Most of the thermal energy that the atmosphere absorbs is absorbed by water molecules that occur naturally. Carbon dioxide absorbs thermal energy at many of the same wavelengths as water molecules. The net effect is that carbon dioxide is not a very potent greenhouse gas on a per molecule basis, because much of the thermal energy that can be absorbed by carbon dioxide is already being absorbed by water vapor.

Other greenhouse gases like methane, nitrous oxide and CFCs absorb thermal energy at wavelengths that differ from the wavelengths absorbed by water and CO2 making them highly potent greenhouse gases.

“The importance of any individual gas is a function of what wavelength it absorbs at, and what else might be absorbing at those wavelengths,” Shindell said. 

Methane and nitrous oxide are tens to hundreds of times more efficient at absorbing thermal radiation in the atmosphere, “but some of these fluorinated gases, they are just super absorbent at some of those wavelengths, more than 10,000 times as efficient as CO2,” Shindell said.  

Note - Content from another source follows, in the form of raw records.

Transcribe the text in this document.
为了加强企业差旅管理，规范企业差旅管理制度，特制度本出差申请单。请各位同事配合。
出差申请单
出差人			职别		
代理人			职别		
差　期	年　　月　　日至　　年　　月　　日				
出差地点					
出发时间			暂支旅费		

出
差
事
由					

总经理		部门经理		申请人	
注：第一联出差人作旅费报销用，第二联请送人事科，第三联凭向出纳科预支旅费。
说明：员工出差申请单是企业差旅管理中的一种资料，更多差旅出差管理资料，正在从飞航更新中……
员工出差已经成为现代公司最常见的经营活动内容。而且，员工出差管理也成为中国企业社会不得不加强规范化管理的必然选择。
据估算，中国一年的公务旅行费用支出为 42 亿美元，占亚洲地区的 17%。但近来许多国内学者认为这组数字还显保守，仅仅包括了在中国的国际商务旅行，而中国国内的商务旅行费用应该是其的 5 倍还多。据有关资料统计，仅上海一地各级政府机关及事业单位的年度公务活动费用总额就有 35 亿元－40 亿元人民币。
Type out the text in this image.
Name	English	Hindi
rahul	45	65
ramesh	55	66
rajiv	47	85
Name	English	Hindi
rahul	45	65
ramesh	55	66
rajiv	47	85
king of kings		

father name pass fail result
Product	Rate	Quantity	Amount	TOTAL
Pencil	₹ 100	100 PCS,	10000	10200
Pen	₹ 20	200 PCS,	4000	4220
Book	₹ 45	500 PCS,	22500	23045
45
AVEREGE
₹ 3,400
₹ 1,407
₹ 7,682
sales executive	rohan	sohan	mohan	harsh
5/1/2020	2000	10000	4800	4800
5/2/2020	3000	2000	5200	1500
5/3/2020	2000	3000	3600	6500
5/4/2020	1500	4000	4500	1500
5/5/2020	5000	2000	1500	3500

Another factor that has an impact on warming is how long each of the different gases remains in the atmosphere. Carbon dioxide can stay in the air for centuries, while other greenhouse gases like methane and some fluorinated gases are much shorter lived, sticking around for a matter of years. Reducing emissions of these so-called “short-lived climate pollutants” can be an effective way to combat climate change in the near term, while working to address longer-lived carbon dioxide emissions.